Breakdown of a Lateral Flow Test Strip
Lateral flow test strips are simple, easy-to-use devices that can detect the presence or absence of a target analyte (chemical or substance) in a specimen provided by a patient. These tests are typically used at point of care (medical office), at home, or in the laboratory. They are valued for being low-cost, simple, rapid, and portable.
Components of a Lateral Flow Test Strip
A typical lateral flow test strip consists of overlapping materials that are mounted on a stiff backing card for better handling and stability. In general, the layers include:
1. Absorbent sample pad
This pad is impregnated with buffer salts and surfactants to make the sample suitable for interaction with the detection system. It also functions to ensure that the analyte (if present in the sample) is capable of binding to the capture reagents of conjugates.
The liquid sample or specimen is introduced in drops onto the sample pad, where it migrates to the conjugate release pad.
2. Conjugate release pad
The main role of this pad is to hold the detector particles and keep them functionally stable until the test is performed. Materials used to make the conjugate release pad include glass fiber, cellulose, and polyesters.
This pad contains antibodies that are specific to the target analyte. The antibodies are conjugated to colored fluorescent particles (most commonly latex microspheres or colloidal gold nanospheres).

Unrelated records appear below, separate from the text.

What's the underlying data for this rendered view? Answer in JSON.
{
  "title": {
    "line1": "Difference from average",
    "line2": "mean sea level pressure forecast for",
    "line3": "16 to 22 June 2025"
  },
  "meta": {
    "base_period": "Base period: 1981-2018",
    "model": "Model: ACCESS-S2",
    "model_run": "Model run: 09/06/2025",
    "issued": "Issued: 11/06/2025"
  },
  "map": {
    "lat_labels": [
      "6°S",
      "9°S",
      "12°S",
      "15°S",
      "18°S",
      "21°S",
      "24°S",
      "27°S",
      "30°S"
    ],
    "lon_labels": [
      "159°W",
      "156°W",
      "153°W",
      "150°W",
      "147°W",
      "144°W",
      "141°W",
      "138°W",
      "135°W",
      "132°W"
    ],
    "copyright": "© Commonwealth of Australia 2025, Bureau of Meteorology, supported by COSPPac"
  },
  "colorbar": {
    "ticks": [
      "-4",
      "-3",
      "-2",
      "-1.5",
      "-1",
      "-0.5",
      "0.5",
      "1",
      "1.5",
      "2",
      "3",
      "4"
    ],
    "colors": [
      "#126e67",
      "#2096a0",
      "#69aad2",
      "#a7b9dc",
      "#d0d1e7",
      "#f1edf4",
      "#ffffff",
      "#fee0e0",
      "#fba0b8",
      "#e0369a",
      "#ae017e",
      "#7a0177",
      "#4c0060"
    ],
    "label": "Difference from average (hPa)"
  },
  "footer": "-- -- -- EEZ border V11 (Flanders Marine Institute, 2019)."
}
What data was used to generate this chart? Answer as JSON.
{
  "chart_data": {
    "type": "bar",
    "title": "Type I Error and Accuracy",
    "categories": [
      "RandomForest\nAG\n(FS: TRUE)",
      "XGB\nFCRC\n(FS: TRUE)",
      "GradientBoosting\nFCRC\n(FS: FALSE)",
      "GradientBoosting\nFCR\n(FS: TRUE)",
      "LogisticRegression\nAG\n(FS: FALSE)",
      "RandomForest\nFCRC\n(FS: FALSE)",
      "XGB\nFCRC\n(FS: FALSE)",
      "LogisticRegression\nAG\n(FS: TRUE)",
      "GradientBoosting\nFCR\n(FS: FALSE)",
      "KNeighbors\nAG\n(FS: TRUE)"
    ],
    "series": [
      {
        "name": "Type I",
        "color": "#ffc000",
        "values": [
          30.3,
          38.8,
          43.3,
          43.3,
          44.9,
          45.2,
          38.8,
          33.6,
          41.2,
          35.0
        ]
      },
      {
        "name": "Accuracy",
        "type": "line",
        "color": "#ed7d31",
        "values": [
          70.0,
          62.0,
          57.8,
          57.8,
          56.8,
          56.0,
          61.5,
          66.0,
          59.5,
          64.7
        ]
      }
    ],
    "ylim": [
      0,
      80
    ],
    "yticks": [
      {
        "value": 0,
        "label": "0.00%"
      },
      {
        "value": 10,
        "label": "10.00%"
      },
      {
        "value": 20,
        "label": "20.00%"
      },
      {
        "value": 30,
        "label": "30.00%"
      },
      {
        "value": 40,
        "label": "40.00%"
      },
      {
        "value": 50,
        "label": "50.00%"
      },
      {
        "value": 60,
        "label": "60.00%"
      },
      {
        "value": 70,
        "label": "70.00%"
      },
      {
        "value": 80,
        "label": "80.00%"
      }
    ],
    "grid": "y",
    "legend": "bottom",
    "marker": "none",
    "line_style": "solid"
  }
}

The original sample, together with the conjugated antibody bound to the target analyte, migrates further along the test strip into the detection zone.
3. Detection zone
This consists of a porous membrane, usually made of nitrocellulose or cellulose acetate, containing specific biological components (mostly antigens or antibodies) immobilized and arrayed in lines. Their function is to react with the analyte bound to the conjugated antibody.
4. Test line
If the analyte tested for is detected, the result is a response on the test line. This line is compared to the control line for proper reading and diagnosis.
5. Control line
The control line response indicates that the liquid has flowed through the test strip, ensuring that the test was done properly.
6. Wicking pad
Also called a waste reservoir, is an absorbent pad designed to draw the sample across the reaction membranes by capillary action and collect it, preventing backflow. Wicking pads are most commonly made of cellulose fibers.
Examples of Lateral Flow Test Strips in Action
Most lateral flow test strips are intended to operate on a purely qualitative basis, giving either a "positive" or "negative" result. Some of these include:
- Rapid strep test
- Pregnancy test
- Rapid influenza A and B test
- Urine dipstick
Lateral flow test strips are interpreted either manually or with a machine or meter. These tests are usually used for initial screening, which can be confirmed later by a fully quantitative method.
The choice to use these devices is often evaluated according to parameters such as efficiency, sensitivity, and specificity.
Advantages of Lateral Flow Test Strips
- Simple, one-step assay
- Low sample volume
- Applications at point of care
Pitfalls of Lateral Flow Test Strips
- Inaccurate sample volume reduces precision
- Restriction on total volume used in test limits sensitivity of the test
- Analysis time is dependent on the nature of the sample (i.e., viscosity, surface tension)
- Good antibody preparation is critical
- Reproducibility varies from lot to lot
- Possibility of a false positive/negative result
While the principle of this test method has remained unchanged for decades, the continuous improvements of techniques have led to increased sensitivity and reproducibility, plus the simultaneous detection of several analytes. Also very importantly, the tests can be efficiently performed outside the laboratory setting, providing better access to medical diagnosis and care for developing countries. Recent advances and future goals and guidance for improving lateral flow test strips and assays are focused on: identifying new signal amplification strategies, nanoparticle labels, and quantification systems, and improving simultaneous detection.